We have between three and four doctors on duty. The conditions in Gaza are illogical. I always say that even if you bring the best doctors from around the world, they will not be able to get by here. Only doctors in Gaza learn to work in such conditions.
My hospital has no economic capacity to deal with the attacks. Our healthcare system has collapsed because of the siege that has cut us off from the rest of the country. A small hospital like mine — where nine dead and 60 wounded people arrive, seven of them in very serious condition — does not have the necessary medical equipment or medicine to properly treat them. We are forced to improvise all the time, and as the pressure reaches its peak, suddenly a boom, another shelling. Another person killed, 10 wounded. It does not make sense.
It’s endless. There are dozens of wounded children and women. Throughout this war, many civilians — not armed resistance fighters or military personnel — came to our hospital. We saw entire families, like the al-Masri family, simply being wiped off the face of the earth. I do not know what the Israeli army is aiming for, but here, in this hospital, I see the results: civilians are dying inside their homes.

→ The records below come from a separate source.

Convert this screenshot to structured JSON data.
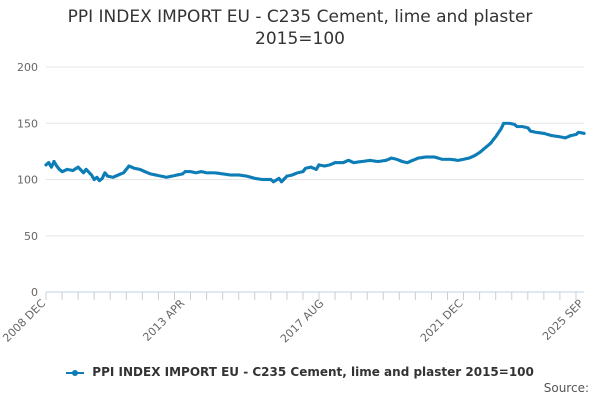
{
  "chart_data": {
    "type": "line",
    "title_lines": [
      "PPI INDEX IMPORT EU - C235 Cement, lime and plaster",
      "2015=100"
    ],
    "xlabel": "",
    "ylabel": "",
    "ylim": [
      0,
      200
    ],
    "yticks": [
      0,
      50,
      100,
      150,
      200
    ],
    "x_start": "2008-12",
    "x_end": "2025-09",
    "x_tick_labels": [
      {
        "date": "2008-12",
        "label": "2008 DEC"
      },
      {
        "date": "2013-04",
        "label": "2013 APR"
      },
      {
        "date": "2017-08",
        "label": "2017 AUG"
      },
      {
        "date": "2021-12",
        "label": "2021 DEC"
      },
      {
        "date": "2025-09",
        "label": "2025 SEP"
      }
    ],
    "grid": true,
    "legend_position": "bottom",
    "series": [
      {
        "name": "PPI INDEX IMPORT EU - C235 Cement, lime and plaster 2015=100",
        "color": "#0d7db7",
        "points": [
          [
            "2008-12",
            113
          ],
          [
            "2009-01",
            115
          ],
          [
            "2009-02",
            111
          ],
          [
            "2009-03",
            116
          ],
          [
            "2009-04",
            112
          ],
          [
            "2009-05",
            109
          ],
          [
            "2009-06",
            107
          ],
          [
            "2009-08",
            109
          ],
          [
            "2009-10",
            108
          ],
          [
            "2009-12",
            111
          ],
          [
            "2010-02",
            106
          ],
          [
            "2010-03",
            109
          ],
          [
            "2010-05",
            104
          ],
          [
            "2010-06",
            100
          ],
          [
            "2010-07",
            102
          ],
          [
            "2010-08",
            99
          ],
          [
            "2010-09",
            101
          ],
          [
            "2010-10",
            106
          ],
          [
            "2010-11",
            103
          ],
          [
            "2011-01",
            102
          ],
          [
            "2011-03",
            104
          ],
          [
            "2011-05",
            106
          ],
          [
            "2011-06",
            109
          ],
          [
            "2011-07",
            112
          ],
          [
            "2011-09",
            110
          ],
          [
            "2011-11",
            109
          ],
          [
            "2012-01",
            107
          ],
          [
            "2012-03",
            105
          ],
          [
            "2012-05",
            104
          ],
          [
            "2012-07",
            103
          ],
          [
            "2012-09",
            102
          ],
          [
            "2012-11",
            103
          ],
          [
            "2013-01",
            104
          ],
          [
            "2013-03",
            105
          ],
          [
            "2013-04",
            107
          ],
          [
            "2013-06",
            107
          ],
          [
            "2013-08",
            106
          ],
          [
            "2013-10",
            107
          ],
          [
            "2013-12",
            106
          ],
          [
            "2014-03",
            106
          ],
          [
            "2014-06",
            105
          ],
          [
            "2014-09",
            104
          ],
          [
            "2014-12",
            104
          ],
          [
            "2015-03",
            103
          ],
          [
            "2015-06",
            101
          ],
          [
            "2015-09",
            100
          ],
          [
            "2015-12",
            100
          ],
          [
            "2016-01",
            98
          ],
          [
            "2016-03",
            101
          ],
          [
            "2016-04",
            98
          ],
          [
            "2016-06",
            103
          ],
          [
            "2016-08",
            104
          ],
          [
            "2016-10",
            106
          ],
          [
            "2016-12",
            107
          ],
          [
            "2017-01",
            110
          ],
          [
            "2017-03",
            111
          ],
          [
            "2017-05",
            109
          ],
          [
            "2017-06",
            113
          ],
          [
            "2017-08",
            112
          ],
          [
            "2017-10",
            113
          ],
          [
            "2017-12",
            115
          ],
          [
            "2018-03",
            115
          ],
          [
            "2018-05",
            117
          ],
          [
            "2018-07",
            115
          ],
          [
            "2018-10",
            116
          ],
          [
            "2019-01",
            117
          ],
          [
            "2019-04",
            116
          ],
          [
            "2019-07",
            117
          ],
          [
            "2019-09",
            119
          ],
          [
            "2019-11",
            118
          ],
          [
            "2020-01",
            116
          ],
          [
            "2020-03",
            115
          ],
          [
            "2020-05",
            117
          ],
          [
            "2020-07",
            119
          ],
          [
            "2020-10",
            120
          ],
          [
            "2021-01",
            120
          ],
          [
            "2021-04",
            118
          ],
          [
            "2021-07",
            118
          ],
          [
            "2021-10",
            117
          ],
          [
            "2021-12",
            118
          ],
          [
            "2022-02",
            119
          ],
          [
            "2022-04",
            121
          ],
          [
            "2022-06",
            124
          ],
          [
            "2022-08",
            128
          ],
          [
            "2022-10",
            132
          ],
          [
            "2022-12",
            138
          ],
          [
            "2023-02",
            145
          ],
          [
            "2023-03",
            150
          ],
          [
            "2023-05",
            150
          ],
          [
            "2023-07",
            149
          ],
          [
            "2023-08",
            147
          ],
          [
            "2023-10",
            147
          ],
          [
            "2023-12",
            146
          ],
          [
            "2024-01",
            143
          ],
          [
            "2024-03",
            142
          ],
          [
            "2024-06",
            141
          ],
          [
            "2024-09",
            139
          ],
          [
            "2024-12",
            138
          ],
          [
            "2025-02",
            137
          ],
          [
            "2025-04",
            139
          ],
          [
            "2025-06",
            140
          ],
          [
            "2025-07",
            142
          ],
          [
            "2025-09",
            141
          ]
        ]
      }
    ]
  },
  "legend": {
    "label": "PPI INDEX IMPORT EU - C235 Cement, lime and plaster 2015=100"
  },
  "footer": {
    "source_label": "Source:"
  }
}
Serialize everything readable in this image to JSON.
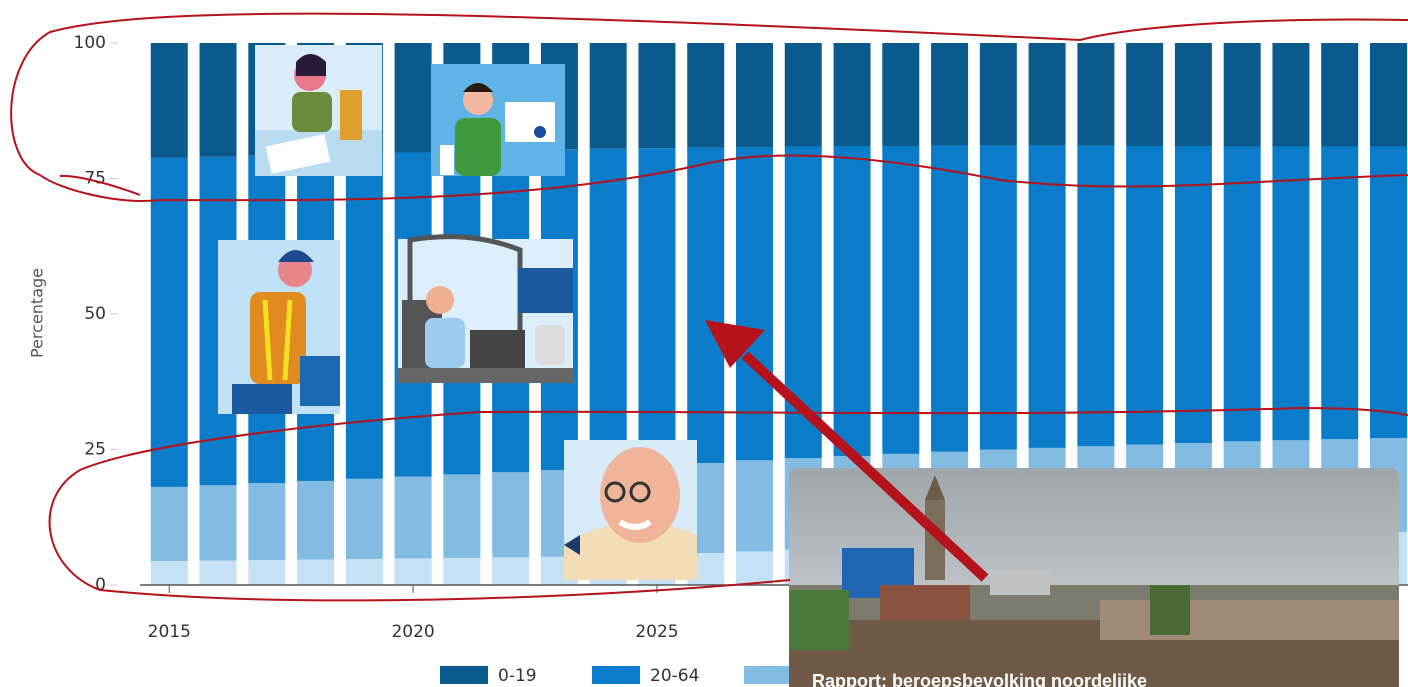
{
  "chart_data": {
    "type": "stacked_bar",
    "y_label": "Percentage",
    "x": [
      2015,
      2016,
      2017,
      2018,
      2019,
      2020,
      2021,
      2022,
      2023,
      2024,
      2025,
      2026,
      2027,
      2028,
      2029,
      2030,
      2031,
      2032,
      2033,
      2034,
      2035,
      2036,
      2037,
      2038,
      2039,
      2040
    ],
    "xlim": [
      2014.4,
      2040.4
    ],
    "xticks": [
      2015,
      2020,
      2025
    ],
    "ylim": [
      0,
      100
    ],
    "yticks": [
      0,
      25,
      50,
      75,
      100
    ],
    "series": [
      {
        "name": "0-19",
        "color": "#0b5a8e",
        "values": [
          21.2,
          21.0,
          20.8,
          20.6,
          20.4,
          20.2,
          20.0,
          19.8,
          19.6,
          19.5,
          19.4,
          19.3,
          19.2,
          19.1,
          19.0,
          19.0,
          18.9,
          18.9,
          18.9,
          18.9,
          19.0,
          19.0,
          19.1,
          19.1,
          19.1,
          19.1
        ]
      },
      {
        "name": "20-64",
        "color": "#0b7cc9",
        "values": [
          60.7,
          60.6,
          60.4,
          60.2,
          60.0,
          59.8,
          59.6,
          59.4,
          59.2,
          58.9,
          58.6,
          58.2,
          57.8,
          57.5,
          57.2,
          56.8,
          56.5,
          56.1,
          55.8,
          55.5,
          55.1,
          54.8,
          54.4,
          54.2,
          54.0,
          53.8
        ]
      },
      {
        "color": "#82bce3",
        "values": [
          13.7,
          13.9,
          14.2,
          14.5,
          14.8,
          15.1,
          15.4,
          15.7,
          16.0,
          16.2,
          16.4,
          16.6,
          16.8,
          16.9,
          17.0,
          17.1,
          17.2,
          17.3,
          17.3,
          17.3,
          17.3,
          17.3,
          17.3,
          17.3,
          17.3,
          17.3
        ]
      },
      {
        "color": "#c7e1f4",
        "values": [
          4.4,
          4.5,
          4.6,
          4.7,
          4.8,
          4.9,
          5.0,
          5.1,
          5.2,
          5.4,
          5.6,
          5.9,
          6.2,
          6.5,
          6.8,
          7.1,
          7.4,
          7.7,
          8.0,
          8.3,
          8.6,
          8.9,
          9.2,
          9.4,
          9.6,
          9.8
        ]
      }
    ]
  },
  "card": {
    "title": "Rapport: beroepsbevolking noordelijke"
  }
}
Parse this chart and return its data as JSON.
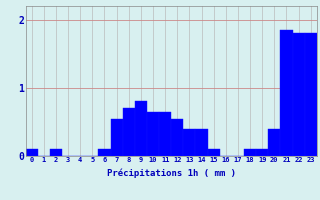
{
  "hours": [
    0,
    1,
    2,
    3,
    4,
    5,
    6,
    7,
    8,
    9,
    10,
    11,
    12,
    13,
    14,
    15,
    16,
    17,
    18,
    19,
    20,
    21,
    22,
    23
  ],
  "values": [
    0.1,
    0.0,
    0.1,
    0.0,
    0.0,
    0.0,
    0.1,
    0.55,
    0.7,
    0.8,
    0.65,
    0.65,
    0.55,
    0.4,
    0.4,
    0.1,
    0.0,
    0.0,
    0.1,
    0.1,
    0.4,
    1.85,
    1.8,
    1.8
  ],
  "bar_color": "#0000FF",
  "bar_edge_color": "#1010FF",
  "background_color": "#D8F0F0",
  "grid_color": "#BBBBBB",
  "text_color": "#0000BB",
  "xlabel": "Précipitations 1h ( mm )",
  "ylim": [
    0,
    2.2
  ],
  "yticks": [
    0,
    1,
    2
  ],
  "xlim": [
    -0.5,
    23.5
  ]
}
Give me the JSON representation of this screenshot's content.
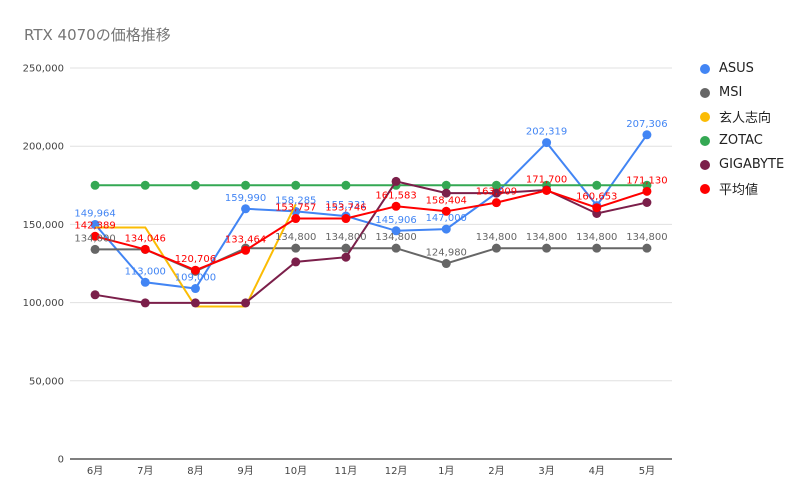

Even as I write this there is shelling going on in the background. At any moment, dozens of wounded people can arrive in the hospital. My voice is hoarse from the exhaustion and dealing with the injuries. At first I fasted because of Ramadan. Once, at the beginning of the war, I looked at my watch and realized that the fast had ended an hour before, and that I am finally allowed to drink water. I spent an hour running from place to place without even noticing that the fast was over.
I only sleep in between the shelling. They come in waves, and sometimes there is only a half hour for sleeping. Yesterday I worked all day, then all night, until the morning came. At sunrise I prayed at the hospital and went home at 5:30 a.m. Two hours later, I was already back in the hospital.
Now I am eating with the kids at home. We have an hour together before I change clothes, take a shower, and go back to the hospital. I’m under a lot of stress. This situation affects my family and children; I barely have time to spend with them. But thank God, when a person finishes the work, he feels it is a great achievement. That’s enough for me.
The main message I want to convey now is to stop the bombing and harm to civilians. At the same time, the Israeli government must be pressured to end the blockade on Gaza, which is one of the central reasons for most of what is happening here. The Erez crossing is closed. The crossing with Egypt is closed. It is a prison in every sense of the word. Over two million people live here on an isolated island. We have no ability to go out to work. We have no port or airport; obviously everything will explode. We are human beings, we deserve to live.